The protests coincided with ideal spring conditions, with pests hungry after winter and before the native bird breeding season.
Dr Colin O'Donnell, DoC's principal science adviser ecosystems, said 1080 would control introduced pests to the point where forest bird and bat populations could recover.
Rats, possums and mustelids preyed on a wide range of threatened species, including birds, bats, lizards, invertebrates, and even freshwater fish, some of which were heading towards extinction.
Predators were killing more than 50 per cent of breeding female mohua and 80 per cent of breeding female kaka in areas without predator control; only 15 per cent of rock wren nests survived, and annual survival of long-tailed bats was as low as 30 per cent without predator control.
"Such predation rates are unsustainable," Dr O'Donnell said.
"Effectively controlling predators, periodically using aerial 1080, applied at a landscape scale, has led to reversals in the declines of many threatened species in forests.
"For example, in the Landsborough Valley, numbers of native birds have doubled after 20 years of using 1080.

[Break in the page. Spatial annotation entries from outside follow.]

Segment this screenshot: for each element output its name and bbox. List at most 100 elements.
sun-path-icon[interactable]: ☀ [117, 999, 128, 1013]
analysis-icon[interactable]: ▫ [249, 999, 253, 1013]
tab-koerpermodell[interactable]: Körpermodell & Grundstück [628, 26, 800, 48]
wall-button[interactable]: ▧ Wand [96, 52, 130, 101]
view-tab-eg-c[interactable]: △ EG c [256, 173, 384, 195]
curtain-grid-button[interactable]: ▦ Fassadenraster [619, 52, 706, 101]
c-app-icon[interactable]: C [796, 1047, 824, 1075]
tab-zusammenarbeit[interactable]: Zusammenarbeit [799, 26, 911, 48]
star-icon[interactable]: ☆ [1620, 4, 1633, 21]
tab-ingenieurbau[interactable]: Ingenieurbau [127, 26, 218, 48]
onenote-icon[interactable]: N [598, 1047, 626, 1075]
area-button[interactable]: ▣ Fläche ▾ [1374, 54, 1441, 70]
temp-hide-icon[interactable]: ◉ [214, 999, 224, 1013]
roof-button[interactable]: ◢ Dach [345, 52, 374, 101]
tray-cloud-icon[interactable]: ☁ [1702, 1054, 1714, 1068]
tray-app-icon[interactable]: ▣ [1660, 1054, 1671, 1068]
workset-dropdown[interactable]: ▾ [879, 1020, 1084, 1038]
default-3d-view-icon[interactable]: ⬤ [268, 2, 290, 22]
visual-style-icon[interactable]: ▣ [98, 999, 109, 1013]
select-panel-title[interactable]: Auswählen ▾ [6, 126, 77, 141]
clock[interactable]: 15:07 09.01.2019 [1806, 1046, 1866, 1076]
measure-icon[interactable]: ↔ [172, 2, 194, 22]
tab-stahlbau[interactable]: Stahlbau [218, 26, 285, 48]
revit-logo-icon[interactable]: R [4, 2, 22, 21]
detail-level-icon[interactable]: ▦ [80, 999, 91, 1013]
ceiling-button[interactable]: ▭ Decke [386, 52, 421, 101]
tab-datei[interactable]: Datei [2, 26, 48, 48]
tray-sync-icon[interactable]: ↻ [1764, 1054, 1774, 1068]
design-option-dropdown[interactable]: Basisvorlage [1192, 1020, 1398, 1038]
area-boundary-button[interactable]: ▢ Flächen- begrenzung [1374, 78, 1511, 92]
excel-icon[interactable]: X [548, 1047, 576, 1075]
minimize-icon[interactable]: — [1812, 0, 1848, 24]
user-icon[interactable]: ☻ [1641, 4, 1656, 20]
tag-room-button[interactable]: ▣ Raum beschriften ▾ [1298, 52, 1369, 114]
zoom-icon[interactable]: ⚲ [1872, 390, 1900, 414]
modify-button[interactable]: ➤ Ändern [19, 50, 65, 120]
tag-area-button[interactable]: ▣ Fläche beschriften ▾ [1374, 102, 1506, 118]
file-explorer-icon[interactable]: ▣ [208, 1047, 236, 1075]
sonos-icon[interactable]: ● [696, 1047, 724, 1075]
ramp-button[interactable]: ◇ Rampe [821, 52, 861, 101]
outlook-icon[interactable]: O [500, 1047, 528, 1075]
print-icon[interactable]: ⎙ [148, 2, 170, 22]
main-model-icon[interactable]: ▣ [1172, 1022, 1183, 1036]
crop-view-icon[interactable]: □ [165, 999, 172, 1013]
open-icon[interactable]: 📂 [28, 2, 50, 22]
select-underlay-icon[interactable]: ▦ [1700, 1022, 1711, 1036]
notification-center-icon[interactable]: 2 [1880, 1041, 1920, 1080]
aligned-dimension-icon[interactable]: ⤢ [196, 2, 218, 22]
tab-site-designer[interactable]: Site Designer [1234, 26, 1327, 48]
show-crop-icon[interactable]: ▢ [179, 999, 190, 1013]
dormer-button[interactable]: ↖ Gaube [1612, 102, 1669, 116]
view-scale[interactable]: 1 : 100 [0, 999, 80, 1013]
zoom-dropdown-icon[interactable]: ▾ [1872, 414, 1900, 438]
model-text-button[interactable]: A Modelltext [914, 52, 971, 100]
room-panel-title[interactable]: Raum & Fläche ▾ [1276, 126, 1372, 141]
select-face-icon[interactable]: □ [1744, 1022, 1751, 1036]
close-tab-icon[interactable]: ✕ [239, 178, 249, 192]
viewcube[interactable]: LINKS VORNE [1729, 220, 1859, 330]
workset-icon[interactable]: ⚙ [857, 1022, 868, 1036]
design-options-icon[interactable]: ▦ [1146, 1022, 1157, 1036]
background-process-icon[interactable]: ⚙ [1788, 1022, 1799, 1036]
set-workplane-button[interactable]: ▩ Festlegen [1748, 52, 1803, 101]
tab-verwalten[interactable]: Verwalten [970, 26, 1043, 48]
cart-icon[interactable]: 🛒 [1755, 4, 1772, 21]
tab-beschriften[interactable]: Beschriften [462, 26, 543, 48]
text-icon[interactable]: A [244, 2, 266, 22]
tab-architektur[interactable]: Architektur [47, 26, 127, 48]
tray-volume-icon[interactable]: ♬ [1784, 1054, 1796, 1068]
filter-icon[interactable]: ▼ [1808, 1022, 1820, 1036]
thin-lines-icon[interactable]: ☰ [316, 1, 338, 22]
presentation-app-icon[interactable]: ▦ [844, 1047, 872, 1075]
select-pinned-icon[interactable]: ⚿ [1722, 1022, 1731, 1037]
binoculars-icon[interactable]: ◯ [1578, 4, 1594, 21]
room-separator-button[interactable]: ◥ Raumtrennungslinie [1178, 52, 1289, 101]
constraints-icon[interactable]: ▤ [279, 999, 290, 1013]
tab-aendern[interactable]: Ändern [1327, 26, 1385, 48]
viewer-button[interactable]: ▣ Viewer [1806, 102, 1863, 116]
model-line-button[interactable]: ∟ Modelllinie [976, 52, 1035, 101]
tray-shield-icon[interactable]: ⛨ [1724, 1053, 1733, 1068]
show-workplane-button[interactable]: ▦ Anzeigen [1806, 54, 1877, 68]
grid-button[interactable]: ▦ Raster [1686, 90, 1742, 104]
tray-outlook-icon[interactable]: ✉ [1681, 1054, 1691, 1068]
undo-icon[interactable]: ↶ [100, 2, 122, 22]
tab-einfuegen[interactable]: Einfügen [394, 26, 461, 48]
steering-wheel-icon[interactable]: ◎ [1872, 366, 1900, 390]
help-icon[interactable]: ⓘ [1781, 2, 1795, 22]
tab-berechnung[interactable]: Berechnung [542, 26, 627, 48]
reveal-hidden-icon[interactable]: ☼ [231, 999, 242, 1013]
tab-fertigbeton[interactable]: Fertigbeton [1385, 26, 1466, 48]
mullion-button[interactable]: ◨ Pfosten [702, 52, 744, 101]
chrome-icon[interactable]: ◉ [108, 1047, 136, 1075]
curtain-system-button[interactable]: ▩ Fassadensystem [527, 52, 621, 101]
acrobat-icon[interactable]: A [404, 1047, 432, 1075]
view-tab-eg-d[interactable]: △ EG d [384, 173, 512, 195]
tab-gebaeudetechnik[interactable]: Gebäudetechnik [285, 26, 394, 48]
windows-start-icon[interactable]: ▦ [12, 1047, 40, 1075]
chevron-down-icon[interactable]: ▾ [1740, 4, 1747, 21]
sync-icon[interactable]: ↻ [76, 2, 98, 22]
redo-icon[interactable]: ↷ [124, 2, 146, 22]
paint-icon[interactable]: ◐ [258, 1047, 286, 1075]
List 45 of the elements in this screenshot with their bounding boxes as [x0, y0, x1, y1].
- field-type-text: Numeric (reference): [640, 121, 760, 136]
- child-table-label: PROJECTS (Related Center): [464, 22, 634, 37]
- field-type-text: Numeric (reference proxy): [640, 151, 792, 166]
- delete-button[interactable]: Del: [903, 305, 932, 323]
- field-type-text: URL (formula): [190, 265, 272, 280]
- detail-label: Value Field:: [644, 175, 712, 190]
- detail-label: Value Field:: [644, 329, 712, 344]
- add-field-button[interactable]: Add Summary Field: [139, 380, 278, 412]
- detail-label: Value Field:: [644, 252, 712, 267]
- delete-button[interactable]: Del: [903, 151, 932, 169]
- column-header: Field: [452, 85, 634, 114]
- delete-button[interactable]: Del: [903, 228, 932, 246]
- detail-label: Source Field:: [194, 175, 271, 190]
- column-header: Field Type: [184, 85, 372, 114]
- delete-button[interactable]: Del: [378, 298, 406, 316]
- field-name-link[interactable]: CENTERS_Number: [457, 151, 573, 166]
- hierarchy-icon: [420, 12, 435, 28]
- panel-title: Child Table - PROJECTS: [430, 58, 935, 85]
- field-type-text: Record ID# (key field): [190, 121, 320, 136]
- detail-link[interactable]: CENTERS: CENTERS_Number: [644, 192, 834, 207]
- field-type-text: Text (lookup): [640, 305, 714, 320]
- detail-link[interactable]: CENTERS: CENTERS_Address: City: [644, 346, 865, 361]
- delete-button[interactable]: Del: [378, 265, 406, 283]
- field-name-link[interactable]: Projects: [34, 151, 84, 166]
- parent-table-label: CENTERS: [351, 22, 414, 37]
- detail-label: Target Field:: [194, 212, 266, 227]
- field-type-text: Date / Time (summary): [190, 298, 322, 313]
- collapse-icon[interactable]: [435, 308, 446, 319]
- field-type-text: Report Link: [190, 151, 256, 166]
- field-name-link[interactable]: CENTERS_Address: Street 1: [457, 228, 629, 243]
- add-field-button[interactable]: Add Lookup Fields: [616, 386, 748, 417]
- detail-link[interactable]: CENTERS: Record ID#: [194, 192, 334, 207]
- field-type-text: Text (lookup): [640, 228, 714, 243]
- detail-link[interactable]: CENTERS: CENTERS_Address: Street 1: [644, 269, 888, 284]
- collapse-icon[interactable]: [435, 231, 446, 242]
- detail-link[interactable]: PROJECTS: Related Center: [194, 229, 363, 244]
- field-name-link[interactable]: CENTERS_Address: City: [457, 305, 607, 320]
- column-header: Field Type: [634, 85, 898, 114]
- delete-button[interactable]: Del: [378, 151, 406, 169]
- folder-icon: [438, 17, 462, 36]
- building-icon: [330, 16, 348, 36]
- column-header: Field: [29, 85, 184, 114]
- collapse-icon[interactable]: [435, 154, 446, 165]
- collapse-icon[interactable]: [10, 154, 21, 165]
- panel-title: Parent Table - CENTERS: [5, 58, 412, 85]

"Numbers of mohua have increased on study lines from 14 in the 1990s to more than 300 today," he said.
"Steady increases in numbers of tui, bellbirds, brown creepers, rifleman, grey warbler and kakariki have also increased, whereas the declines in others (such as kaka) have been halted.
"In the Eglinton Valley, where aerial 1080 is broadcast over more than 26,000ha, numbers of long-tailed and short-tailed bats now have the highest survival rates of bats recorded in the world, and nesting success of kaka was now more than 80 per cent."